Après la mort de ce prince, Joinville vit successivement deux règnes et le commencement d’un troisième. Considéré par Philippe le Hardi, en rébellion déclarée contre Philippe le Bel, que ses mesures fiscales avaient rendu odieux à la noblesse, il se rapprocha de Louis le Hutin, et ce fut à la prière de la reine, femme de ce prince, qu’il dicta ses mémoires, étant plus que nonagénaire. Il mourut dans les premières années du xive  siècle.

Joinville a en commun avec Villehardouin le caractère du chevalier chrétien, le courage, la droiture, les vertus de la chevalerie sans ses illusions, une foi simple, libre devant le clergé, sans raffinement théologique. Il a de plus que Villehardouin, d’avoir vécu dans l’intimité d’un homme supérieur, et d’avoir eu l’esprit aiguisé par ce commerce. Quelques-uns de ses entretiens avec saint Louis nous transportent dans un monde bien supérieur à celui où vivait Villehardouin. Combien ces questions du roi sur Dieu ces leçons de morale qu’il donne au chevalier, lequel avouait naïvement qu’il aimait mieux se mettre trente fois en péché mortel que d’avoir la lèpre ; ces disputes avec le fondateur de la Sorbonne, en présence de Louis IX, qui jugeait entre son sénéchal et son chapelain ; combien ces entretiens sévères ou capricieux du roi avec Joinville ne donnent-ils pas plus à penser que les aventures héroïques de l’époque de Villehardouin, époque toute d’action, où il est si rare de trouver la trace d’un retour de l’homme sur lui-même, et où la pensée ne paraît être qu’un instinct perfectionné !

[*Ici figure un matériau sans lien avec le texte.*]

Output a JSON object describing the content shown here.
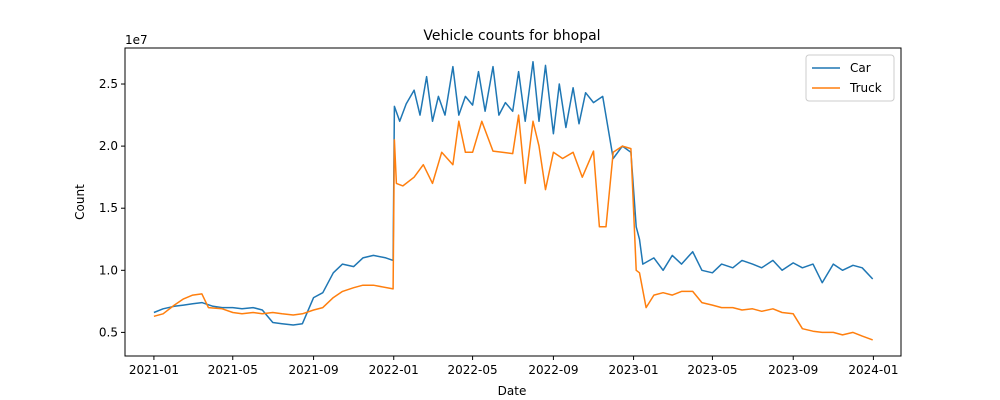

Joinville est un esprit plus libre, plus curieux, plus animé que Villehardouin. Il mêle quelques jugements à ses récits. la différence du maréchal de Champagne, qui va toujours en avant, où les événements le mènent ne se recueillant pas un moment pour les prévoir ou pour les juger, Joinville s’est quelquefois interrogé sur les hommes et sur les choses. Par exemple, en Égypte, il s’est enquis de la nature et des propriétés du Nil et quoique sa foi naïve fasse descendre ce fleuve du paradis terrestre, il en donne une description qui n’a pas cessé d’être exacte. Son récit l’amène-t-il à parler des Bédouins ? il décrit leurs mœurs ; qui sont les mêmes aujourd’hui qu’il y a cinq siècles. Or, c’est là encore un progrès. Villehardouin ne décrit pas. Toutes les richesses de Constantinople, tant d’or et d’argent que n’épuisa pas un pillage de plusieurs jours, toute cette magnificence raffinée de l’empire grec ne lui tirent que quelques exclamations, « que c’estoit merveille à voir, etc. », et autres de la même sorte. Les souvenirs de Joinville sont plus précis et plus détaillés, parce que ses impressions l’ont fait penser. N’est-ce pas une nouveauté admirable, à cette époque de notre littérature et de notre langue que cette courte et frappante description du Nil :

« Ce flum (fleuve), dit Joinville, est divers de toutes autres rivières ; car quant viennent les autres rivieres aval, et plus y chieent (tombent) de petites rivieres et de petitz ruissiaus, et en ce flum (fleuve) n’en chiet nulles ; aincois avient ainsi que il vient tout en un chanel jusques en Egypte, et lors gete (jette) de lises branches qui s’espandent parmi Egypte, Et quant ce vient après la saint Remy, les sept rivieres s’espandent par le païs, et cuevrent les terres pleinnes ; et quant elles se retroient, les gaungneurs (laboureurs) vont chascun labourer en sa terre à une charue sanz rouelles (roues) ; de quoy ils treuvent dedens la terre les fourmens, les orges, les comminz, le ris ; et vivent si bien que nulz n’i sauroit quémander ; ne se scet l’en dont celle treuve (trouvaille) vient mez que de la volenté Dieu… L’yaue (l’eau) du flum est de telle nature, que, quant nous la pendion en poz de terre blans que l’en fait ou pais, aus cordes de nos paveillons, l’yaue devenoit ou (au) chaut du jour aussi froide comme de fonteinne.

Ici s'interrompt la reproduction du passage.